Over the centuries, this has resulted in the Church of England having its fair share of 'oddball' characters. This is celebrated in a recently published book written by The Revd. Fergus Butler-Gallie called a 'Field Guide to the English Clergy' (ISBN 978-1-78607-441-6). The book includes characters such as the Lancelot Blackburne, Archbishop of York and sometime pirate, whose behaviour was never that expected of a cleric and indeed rarely that expected of a pirate; the Reverend Dr Edward Drax Free who, besieged by his Bishop, locked himself in his rectory with a brace of pistols and his favourite maid, and the Reverend Robert Hawker, who excommunicated a cat for catching a mouse on a Sunday. I haven't finished the entire book yet but I can assure you that it is a humorous, quirky and an enjoyable read.

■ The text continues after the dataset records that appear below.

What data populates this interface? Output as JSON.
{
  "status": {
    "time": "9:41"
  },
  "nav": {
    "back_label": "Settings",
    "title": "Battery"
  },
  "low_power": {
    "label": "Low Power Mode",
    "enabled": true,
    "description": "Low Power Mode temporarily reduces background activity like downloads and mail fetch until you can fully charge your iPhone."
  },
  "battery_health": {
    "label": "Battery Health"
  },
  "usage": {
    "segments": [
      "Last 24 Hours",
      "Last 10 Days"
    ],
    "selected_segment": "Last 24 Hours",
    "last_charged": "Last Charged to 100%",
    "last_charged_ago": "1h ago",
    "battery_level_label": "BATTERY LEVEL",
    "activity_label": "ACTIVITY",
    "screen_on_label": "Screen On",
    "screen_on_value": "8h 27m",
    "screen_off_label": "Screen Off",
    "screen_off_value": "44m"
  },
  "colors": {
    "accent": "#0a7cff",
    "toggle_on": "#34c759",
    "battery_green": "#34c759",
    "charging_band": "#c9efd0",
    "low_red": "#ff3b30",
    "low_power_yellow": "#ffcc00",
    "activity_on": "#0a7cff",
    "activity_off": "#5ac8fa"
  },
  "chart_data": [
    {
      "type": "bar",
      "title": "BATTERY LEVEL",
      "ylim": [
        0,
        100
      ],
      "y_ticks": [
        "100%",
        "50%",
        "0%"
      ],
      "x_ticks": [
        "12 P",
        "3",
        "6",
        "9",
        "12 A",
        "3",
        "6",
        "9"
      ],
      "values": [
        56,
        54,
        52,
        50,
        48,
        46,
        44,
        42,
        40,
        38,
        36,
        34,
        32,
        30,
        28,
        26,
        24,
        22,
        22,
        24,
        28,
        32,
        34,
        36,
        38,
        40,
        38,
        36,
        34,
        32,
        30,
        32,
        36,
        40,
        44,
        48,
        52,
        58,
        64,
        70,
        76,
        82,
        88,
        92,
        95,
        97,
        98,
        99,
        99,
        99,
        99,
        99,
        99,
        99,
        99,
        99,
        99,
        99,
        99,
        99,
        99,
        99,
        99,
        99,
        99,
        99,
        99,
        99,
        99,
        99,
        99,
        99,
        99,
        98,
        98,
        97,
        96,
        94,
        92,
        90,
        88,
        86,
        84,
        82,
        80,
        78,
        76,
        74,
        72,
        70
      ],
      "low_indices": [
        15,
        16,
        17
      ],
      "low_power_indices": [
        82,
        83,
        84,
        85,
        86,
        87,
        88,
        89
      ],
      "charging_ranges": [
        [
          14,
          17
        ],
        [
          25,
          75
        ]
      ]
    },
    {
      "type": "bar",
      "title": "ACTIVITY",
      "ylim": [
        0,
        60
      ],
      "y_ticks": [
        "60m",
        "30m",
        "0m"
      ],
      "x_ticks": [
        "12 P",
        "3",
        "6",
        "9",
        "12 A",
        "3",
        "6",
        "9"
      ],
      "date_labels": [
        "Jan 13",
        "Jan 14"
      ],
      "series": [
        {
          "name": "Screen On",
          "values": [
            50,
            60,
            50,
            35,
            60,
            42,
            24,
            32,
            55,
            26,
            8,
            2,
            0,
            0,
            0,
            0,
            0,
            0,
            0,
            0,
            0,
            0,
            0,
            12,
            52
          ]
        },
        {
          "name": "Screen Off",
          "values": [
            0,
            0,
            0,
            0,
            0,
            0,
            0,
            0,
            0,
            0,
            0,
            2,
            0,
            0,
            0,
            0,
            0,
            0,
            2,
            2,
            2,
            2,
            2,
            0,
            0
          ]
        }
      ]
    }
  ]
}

The reason I mention this book is that there are some parallels with another book that I am reading at the moment called 'Black sheep and prodigals' by Dave Tomlinson (ISBN 978-1-473-61102-3). Like those clergy just mentioned, the Church has always produced its 'prodigals': people who have swum against the tide, thought outside the box, or disobeyed 'the rules'. In a world torn apart by black and white religious assertions about God, sometimes it's good to put aside all certainties and look to the life of Jesus who called people to a radical way of life based on self-sacrificing love and not a rigid creed.

There's a lovely story about two highly educated men walking along the seashore, engaged in vigorous debate about the nature of God and the meaning of life. As they strolled along, disagreeing about what they considered to be the essential aspects of the Christian Faith, they came upon a small boy playing on the beach. He had dug a hole in the sand and kept running to the sea to fetch water in his bucket, which he then poured into the hole only for the water to disappear. The two men watched the boy with amusement as he sped to and fro filling and emptying his bucket.

One of them then teasingly asked the boy what was he was doing. Almost too busy to speak, the boy earnestly replied that he was emptying the sea into the hole. The men smiled and walked on, resuming their argument. A couple of minutes later, one of them looked back at the boy and said, "You know, we're trying to do what this little boy is doing. It's just as impossible to understand the mystery of God, as it is for the boy to put the sea into the hole in the sand. Our minds are just tiny thimbles, while the reality of God is as vast as the ocean."

It's only a story but, in the end, there are often no definitive answers to many of life's problems. Faith isn't necessarily about settled certainties or neatly packed solutions but how we live out our lives in reality. Jesus himself said that the whole of religion could be summed up in two requirements: to love God with all our heart, soul, mind and strength, and to love our neighbour as ourselves. Surely it's the way we live out our lives that ultimately counts. For Jesus, the Kingdom of God wasn't just an insurance policy for when you died, or a set of rules to sign up to, but a call to change the world by the power of God through our acts of compassion, forgiveness, patience and justice. This is all part of God's inclusive love that seeks to draw everyone, with all of their different characteristics and eccentricities, into the life and joy of his kingdom.